ECLI:NL:GHDHA:2024:2318
Gerechtshof Den Haag
- Hoger beroep
- Rechtspraak.nl
Hoger beroep inzake aanslag inkomstenbelasting en premie volksverzekeringen 2019, verzoek om terugwijzing afgewezen
In deze zaak heeft het Gerechtshof Den Haag op 11 december 2024 uitspraak gedaan in hoger beroep tegen een eerdere uitspraak van de Rechtbank Den Haag. De belanghebbende, aangeduid als eiser, had een aanslag in de inkomstenbelasting en premie volksverzekeringen voor het jaar 2019 ontvangen, gebaseerd op een belastbaar inkomen van € 19.016. De Inspecteur had deze aanslag en de bijbehorende belastingrente gehandhaafd na een bezwaarprocedure.
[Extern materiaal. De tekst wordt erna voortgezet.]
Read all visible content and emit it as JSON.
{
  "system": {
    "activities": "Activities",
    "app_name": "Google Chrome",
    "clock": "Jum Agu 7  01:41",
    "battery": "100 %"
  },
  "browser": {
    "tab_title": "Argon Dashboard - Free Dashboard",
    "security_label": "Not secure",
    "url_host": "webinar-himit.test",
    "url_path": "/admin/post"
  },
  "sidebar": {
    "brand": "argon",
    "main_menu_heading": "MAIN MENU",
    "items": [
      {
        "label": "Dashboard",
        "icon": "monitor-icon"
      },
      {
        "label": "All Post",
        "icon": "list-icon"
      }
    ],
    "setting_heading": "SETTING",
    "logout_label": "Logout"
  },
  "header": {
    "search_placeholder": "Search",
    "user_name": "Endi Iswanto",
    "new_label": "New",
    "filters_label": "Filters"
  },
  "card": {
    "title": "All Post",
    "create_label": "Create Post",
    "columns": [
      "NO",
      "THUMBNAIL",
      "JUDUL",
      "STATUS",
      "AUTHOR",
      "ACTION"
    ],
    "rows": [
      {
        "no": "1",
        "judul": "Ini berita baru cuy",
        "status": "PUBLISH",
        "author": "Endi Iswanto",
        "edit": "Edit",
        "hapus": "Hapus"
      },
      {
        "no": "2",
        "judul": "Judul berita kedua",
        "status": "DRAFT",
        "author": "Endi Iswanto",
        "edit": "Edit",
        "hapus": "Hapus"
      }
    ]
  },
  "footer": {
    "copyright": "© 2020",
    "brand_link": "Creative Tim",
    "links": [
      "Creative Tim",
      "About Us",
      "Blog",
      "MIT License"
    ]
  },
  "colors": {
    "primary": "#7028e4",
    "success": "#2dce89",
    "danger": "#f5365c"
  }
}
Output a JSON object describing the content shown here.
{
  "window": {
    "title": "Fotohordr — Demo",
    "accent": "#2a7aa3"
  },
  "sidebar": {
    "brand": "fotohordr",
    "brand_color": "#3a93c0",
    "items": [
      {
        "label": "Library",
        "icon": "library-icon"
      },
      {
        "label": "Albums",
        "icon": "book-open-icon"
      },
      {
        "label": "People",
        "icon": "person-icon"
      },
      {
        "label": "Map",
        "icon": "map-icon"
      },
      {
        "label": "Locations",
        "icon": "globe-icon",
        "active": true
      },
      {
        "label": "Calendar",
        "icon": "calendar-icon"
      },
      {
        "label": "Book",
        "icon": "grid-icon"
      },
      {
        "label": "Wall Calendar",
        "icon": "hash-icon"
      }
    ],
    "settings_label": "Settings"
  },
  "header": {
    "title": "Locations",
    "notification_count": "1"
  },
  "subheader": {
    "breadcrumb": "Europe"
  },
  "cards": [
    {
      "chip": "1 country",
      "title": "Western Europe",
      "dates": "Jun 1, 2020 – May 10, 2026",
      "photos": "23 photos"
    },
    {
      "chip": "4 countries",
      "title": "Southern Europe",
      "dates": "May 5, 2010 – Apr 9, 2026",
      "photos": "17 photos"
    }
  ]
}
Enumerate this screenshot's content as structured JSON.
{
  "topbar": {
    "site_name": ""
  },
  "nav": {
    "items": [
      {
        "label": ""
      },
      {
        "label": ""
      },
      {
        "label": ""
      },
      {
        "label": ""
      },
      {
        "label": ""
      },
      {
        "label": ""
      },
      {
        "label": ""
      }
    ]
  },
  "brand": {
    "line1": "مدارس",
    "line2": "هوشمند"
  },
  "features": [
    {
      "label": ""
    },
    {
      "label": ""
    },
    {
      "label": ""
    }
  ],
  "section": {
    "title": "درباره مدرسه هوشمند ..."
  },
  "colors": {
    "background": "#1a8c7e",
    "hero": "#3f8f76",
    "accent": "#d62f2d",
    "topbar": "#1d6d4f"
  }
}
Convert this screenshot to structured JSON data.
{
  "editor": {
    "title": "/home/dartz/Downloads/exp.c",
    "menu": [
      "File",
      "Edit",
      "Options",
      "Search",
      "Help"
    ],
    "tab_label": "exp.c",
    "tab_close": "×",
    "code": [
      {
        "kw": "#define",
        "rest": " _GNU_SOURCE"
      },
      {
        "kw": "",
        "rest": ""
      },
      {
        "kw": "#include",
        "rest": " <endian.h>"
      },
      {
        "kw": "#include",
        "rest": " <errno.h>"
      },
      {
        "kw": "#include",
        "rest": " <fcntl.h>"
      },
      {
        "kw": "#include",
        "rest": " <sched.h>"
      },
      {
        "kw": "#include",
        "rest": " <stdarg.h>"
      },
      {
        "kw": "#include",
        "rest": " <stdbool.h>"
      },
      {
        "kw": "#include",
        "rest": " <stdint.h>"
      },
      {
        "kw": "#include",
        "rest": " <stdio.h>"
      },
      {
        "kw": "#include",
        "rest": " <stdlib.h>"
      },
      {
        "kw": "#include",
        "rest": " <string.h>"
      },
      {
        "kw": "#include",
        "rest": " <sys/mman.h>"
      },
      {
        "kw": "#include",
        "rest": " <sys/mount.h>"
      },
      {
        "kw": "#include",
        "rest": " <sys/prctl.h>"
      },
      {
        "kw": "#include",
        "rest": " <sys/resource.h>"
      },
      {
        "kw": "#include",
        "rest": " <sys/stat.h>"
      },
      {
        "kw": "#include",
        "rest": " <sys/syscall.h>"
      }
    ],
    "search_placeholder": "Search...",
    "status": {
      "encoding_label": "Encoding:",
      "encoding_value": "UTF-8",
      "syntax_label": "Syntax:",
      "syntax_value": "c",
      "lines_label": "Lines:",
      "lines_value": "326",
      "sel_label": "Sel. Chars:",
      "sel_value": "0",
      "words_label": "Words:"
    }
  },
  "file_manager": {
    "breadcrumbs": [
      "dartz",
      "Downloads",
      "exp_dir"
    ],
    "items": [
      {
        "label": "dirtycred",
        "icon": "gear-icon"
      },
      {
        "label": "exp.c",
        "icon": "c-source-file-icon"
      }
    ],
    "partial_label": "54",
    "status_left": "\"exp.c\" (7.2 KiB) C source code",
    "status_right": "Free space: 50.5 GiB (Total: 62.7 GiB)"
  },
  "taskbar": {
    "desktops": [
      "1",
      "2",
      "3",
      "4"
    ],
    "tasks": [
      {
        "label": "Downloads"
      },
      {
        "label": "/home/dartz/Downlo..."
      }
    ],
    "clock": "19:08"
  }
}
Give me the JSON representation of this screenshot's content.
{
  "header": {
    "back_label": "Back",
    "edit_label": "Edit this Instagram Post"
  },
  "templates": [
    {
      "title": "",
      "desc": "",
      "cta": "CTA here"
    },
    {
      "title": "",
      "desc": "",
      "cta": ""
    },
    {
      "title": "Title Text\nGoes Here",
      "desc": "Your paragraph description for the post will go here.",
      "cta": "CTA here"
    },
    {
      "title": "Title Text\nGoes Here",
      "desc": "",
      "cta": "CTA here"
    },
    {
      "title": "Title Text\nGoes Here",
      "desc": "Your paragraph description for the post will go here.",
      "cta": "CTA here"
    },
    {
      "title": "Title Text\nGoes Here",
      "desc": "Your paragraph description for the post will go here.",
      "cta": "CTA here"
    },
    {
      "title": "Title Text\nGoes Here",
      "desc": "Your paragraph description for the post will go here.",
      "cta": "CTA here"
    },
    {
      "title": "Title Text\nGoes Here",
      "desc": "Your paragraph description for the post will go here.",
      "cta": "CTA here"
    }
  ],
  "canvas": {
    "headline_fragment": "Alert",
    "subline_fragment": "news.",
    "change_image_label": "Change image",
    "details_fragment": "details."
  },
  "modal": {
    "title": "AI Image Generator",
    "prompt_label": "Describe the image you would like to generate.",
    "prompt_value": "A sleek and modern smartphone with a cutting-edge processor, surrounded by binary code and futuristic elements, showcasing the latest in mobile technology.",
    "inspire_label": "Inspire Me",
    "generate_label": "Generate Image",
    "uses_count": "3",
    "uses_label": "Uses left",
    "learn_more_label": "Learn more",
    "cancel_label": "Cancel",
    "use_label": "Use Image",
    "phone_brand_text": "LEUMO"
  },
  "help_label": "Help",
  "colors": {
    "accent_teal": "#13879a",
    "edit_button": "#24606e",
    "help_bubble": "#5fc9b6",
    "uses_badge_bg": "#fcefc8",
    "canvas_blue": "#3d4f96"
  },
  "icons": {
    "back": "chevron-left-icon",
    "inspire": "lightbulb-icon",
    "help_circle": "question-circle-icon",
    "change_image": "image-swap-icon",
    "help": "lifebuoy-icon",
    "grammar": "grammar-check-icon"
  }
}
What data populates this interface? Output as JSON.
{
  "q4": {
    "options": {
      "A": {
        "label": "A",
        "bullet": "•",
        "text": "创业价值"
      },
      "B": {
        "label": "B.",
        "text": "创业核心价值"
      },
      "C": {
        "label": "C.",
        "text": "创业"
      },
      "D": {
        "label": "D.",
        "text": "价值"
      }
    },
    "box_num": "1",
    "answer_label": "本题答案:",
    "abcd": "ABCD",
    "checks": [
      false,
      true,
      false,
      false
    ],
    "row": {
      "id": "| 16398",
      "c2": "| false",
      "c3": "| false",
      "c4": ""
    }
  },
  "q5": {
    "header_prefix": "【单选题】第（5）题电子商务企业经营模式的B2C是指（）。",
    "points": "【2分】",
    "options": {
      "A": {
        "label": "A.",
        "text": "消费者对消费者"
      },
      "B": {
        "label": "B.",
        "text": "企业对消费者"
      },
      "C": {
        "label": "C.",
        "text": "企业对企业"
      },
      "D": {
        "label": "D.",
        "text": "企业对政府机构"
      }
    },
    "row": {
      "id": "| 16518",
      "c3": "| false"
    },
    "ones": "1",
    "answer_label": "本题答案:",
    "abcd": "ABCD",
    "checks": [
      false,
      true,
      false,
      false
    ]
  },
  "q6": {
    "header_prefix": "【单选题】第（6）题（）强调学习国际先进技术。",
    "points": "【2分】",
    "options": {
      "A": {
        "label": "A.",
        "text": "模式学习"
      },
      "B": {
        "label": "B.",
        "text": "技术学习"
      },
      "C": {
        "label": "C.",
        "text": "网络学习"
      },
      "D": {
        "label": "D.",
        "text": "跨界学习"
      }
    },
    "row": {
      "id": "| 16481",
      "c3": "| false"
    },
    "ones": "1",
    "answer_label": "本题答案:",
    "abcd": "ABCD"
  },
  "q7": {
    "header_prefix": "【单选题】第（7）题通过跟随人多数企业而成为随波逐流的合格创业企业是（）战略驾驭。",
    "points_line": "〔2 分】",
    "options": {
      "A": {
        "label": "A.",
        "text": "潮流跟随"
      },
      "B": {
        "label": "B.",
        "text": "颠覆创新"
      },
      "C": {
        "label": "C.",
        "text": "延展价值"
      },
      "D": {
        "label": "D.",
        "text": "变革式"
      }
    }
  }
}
De Rechtbank had het beroep van de eiser wegens niet tijdig beslissen niet-ontvankelijk verklaard en het beroep voor het overige ongegrond verklaard. De eiser stelde dat zijn hoorrecht was geschonden en verzocht om een dwangsom wegens niet tijdig beslissen.
Tijdens de mondelinge behandeling op 30 oktober 2024 werd het hoger beroep behandeld, waarbij de eiser geen inhoudelijke gronden aanvoerde tegen de aanslag. Het Gerechtshof oordeelde dat de Rechtbank terecht had geoordeeld dat het hoorrecht niet was geschonden en dat de eiser niet in zijn recht was gesteld om een dwangsom te vorderen. Het Gerechtshof bevestigde de uitspraak van de Rechtbank, waarbij het verzoek om terugwijzing naar de rechtbank werd afgewezen. De uitspraak benadrukt de noodzaak voor de eiser om tijdig schriftelijk bewijs te overleggen bij uitstelverzoeken en dat de verantwoordelijkheid voor communicatie met de Inspecteur bij de eiser ligt.